For travel insurance producers, vendors, brokers, and in fact any professional gathering or storing personal information about a client, the rules for maintaining strict privacy are intensifying, as are the penalties attached to them.
And we’re not talking about slaps on the wrist.
On May 25, 2018, the European Union’s General Data Protection Regulation (GDPR, termed by the experts as the strictest data-protection law in the world) came into effect to harmonize data protection laws of all EU member states.

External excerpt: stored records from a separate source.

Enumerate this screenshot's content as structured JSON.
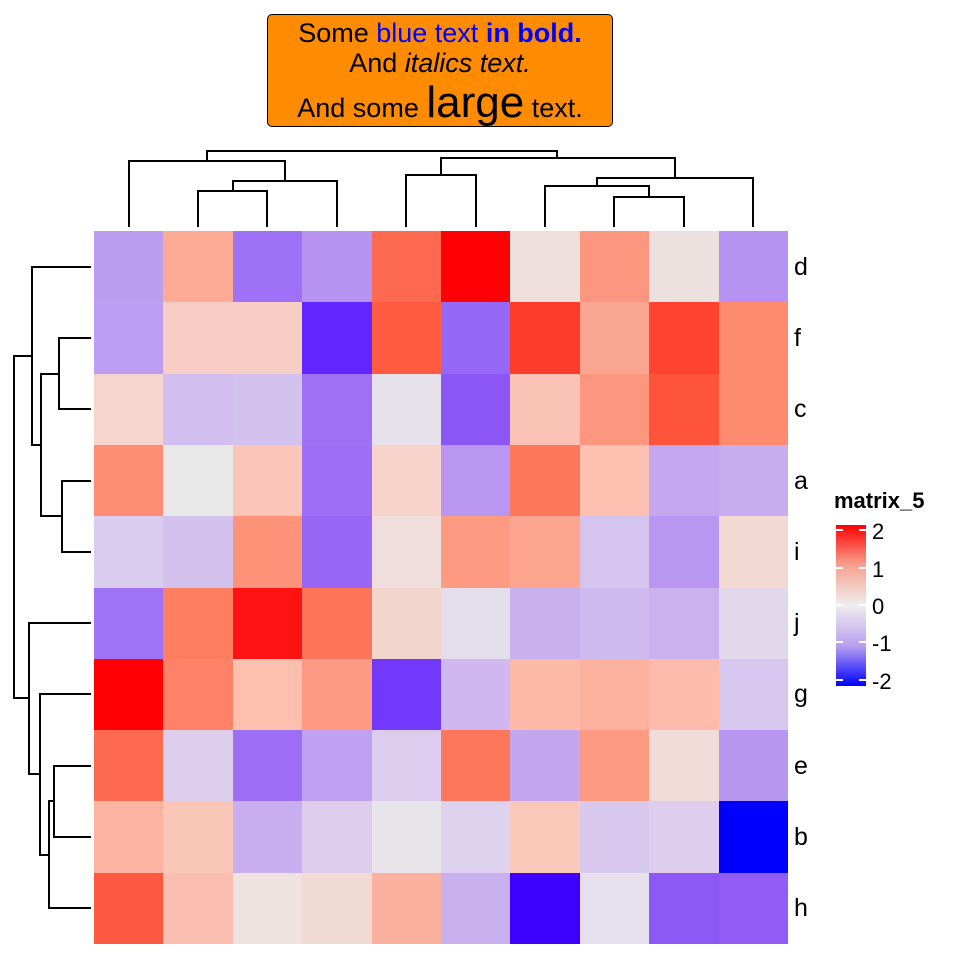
{
  "title": {
    "line1": {
      "plain": "Some ",
      "blue": "blue text ",
      "blue_bold": "in bold."
    },
    "line2": {
      "plain": "And ",
      "italic": "italics text."
    },
    "line3": {
      "plain1": "And some ",
      "large": "large",
      "plain2": " text."
    },
    "box_color": "#FF8C00",
    "blue_color": "#0000FF"
  },
  "legend": {
    "title": "matrix_5",
    "ticks": [
      "2",
      "1",
      "0",
      "-1",
      "-2"
    ],
    "colors": {
      "high": "#FF0000",
      "mid": "#EEEEEE",
      "low": "#0000FF"
    }
  },
  "chart_data": {
    "type": "heatmap",
    "title": "Some blue text in bold. And italics text. And some large text.",
    "row_labels": [
      "d",
      "f",
      "c",
      "a",
      "i",
      "j",
      "g",
      "e",
      "b",
      "h"
    ],
    "column_count": 10,
    "color_scale": {
      "min": -2,
      "max": 2,
      "low": "#0000FF",
      "mid": "#EEEEEE",
      "high": "#FF0000"
    },
    "legend_title": "matrix_5",
    "row_dendrogram": true,
    "column_dendrogram": true,
    "cell_colors": [
      [
        "#BC9EF1",
        "#FDAB95",
        "#9E71F6",
        "#B793F2",
        "#FE6A4F",
        "#FF0004",
        "#EFDFDD",
        "#FC967E",
        "#EDE1DF",
        "#B693F2"
      ],
      [
        "#BC9EF2",
        "#F8CDC4",
        "#F7CDC4",
        "#6325FE",
        "#FE5B41",
        "#9767F6",
        "#FC3D2A",
        "#FBA692",
        "#FE4431",
        "#FE8A70"
      ],
      [
        "#F5D5CC",
        "#D2BEEF",
        "#D4C2EE",
        "#A070F5",
        "#E7E2EA",
        "#8C57F6",
        "#FBC3B6",
        "#FC967E",
        "#FE543C",
        "#FE8A70"
      ],
      [
        "#FE8C72",
        "#E8E8E8",
        "#FBC5B9",
        "#9E6EF6",
        "#F7D3CA",
        "#B896F2",
        "#FE775A",
        "#FDC1B2",
        "#C4A7EF",
        "#C7ADEF"
      ],
      [
        "#DACCEE",
        "#D3C2EE",
        "#FE937A",
        "#9967F6",
        "#EFDEDC",
        "#FD9A82",
        "#FCA690",
        "#D5C4EE",
        "#B896F2",
        "#F2DAD3"
      ],
      [
        "#A072F5",
        "#FE7E62",
        "#FE1212",
        "#FE7559",
        "#F2D6CE",
        "#E4DEEA",
        "#C9B0EF",
        "#CFBAEF",
        "#CAB2EF",
        "#E1D8EC"
      ],
      [
        "#FF0004",
        "#FE8168",
        "#FDBFAE",
        "#FD9A83",
        "#7238FD",
        "#D0B7EF",
        "#FDB9A7",
        "#FCB29F",
        "#FDBCAB",
        "#D7C6EE"
      ],
      [
        "#FE6A4F",
        "#DDCEEE",
        "#9E6EF6",
        "#C19FF1",
        "#DCCDEE",
        "#FE775C",
        "#C4A6F0",
        "#FC9B81",
        "#F1DCD9",
        "#B995F2"
      ],
      [
        "#FCB3A2",
        "#FAC6B8",
        "#C9AEF0",
        "#DDCEEE",
        "#E8E4EA",
        "#DED2EE",
        "#FAC8B9",
        "#D8C8EE",
        "#DDCEEE",
        "#0000FF"
      ],
      [
        "#FE5840",
        "#FBBFB2",
        "#EEE3E1",
        "#F2DAD4",
        "#FCB19F",
        "#C9B0EF",
        "#3E00FE",
        "#E5E0EB",
        "#8E58F6",
        "#935CF6"
      ]
    ]
  }
}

The law is intended to ensure that all personal data from individuals in the EU are protected; that gatherers of that data deal in a fully transparent fashion; and that customers have new and greater privacy rights and control over how their information is used by those who collect it and pass it on to others.
How serious is the EU about its GDPR? Maximum penalty for non-compliance is four per cent of an organization’s global turnover up to €20 million.
With Canadians making almost six million leisure trips to Europe each year—most of them covered by travel insurance that depends on assistance service partners working in the EU—and with more Europeans travelling to Canada under insurance sold from Canada, the exposure is obvious.
According to Deloitte Canada’s website, you’re in the EU’s crosshairs if:
- you have offices or employees in the EU;
- you offer goods or services to individuals in the EU through your website or mobile app;
- you process the personal data of individuals who are in the EU on behalf of your business clients.
And that’s not all
In addition to the imposition of the GDPR in the EU, updated Canadian privacy rules under the Privacy Information Protection and Electronic Documents Act (PIPEDA), which will go into effect in November 2018, will now include financial penalties to make sure organizations comply with the federal regulations.
As Jill McCutcheon, partner and co-head of the Financial Services Practice for Torys LLP, told travel insurers at their annual conference in May, “The introduction of penalties is a new thing, but let me tell you, federal regulators love penalties now.”
She warned that any entities anywhere along the travel insurance distribution chain that are responsible for a privacy breach that could result in real risk of personal harm are required to report it to the privacy commissioner’s office, to the persons or organizations directly affected by the breach, and to anyone along that chain that might be able to mitigate the harm.
She advised travel insurers, vendors, and all related entities to update their breach response protocols, to designate breach response teams, and update employee training.
PIPEDA is not exactly the same as the EU’s GDPR, but it’s close enough that the mantra is clear—privacy is king. Betray it at your peril. And if you’re dealing with any part of the EU—at arms-length or otherwise—consider yourself double warned.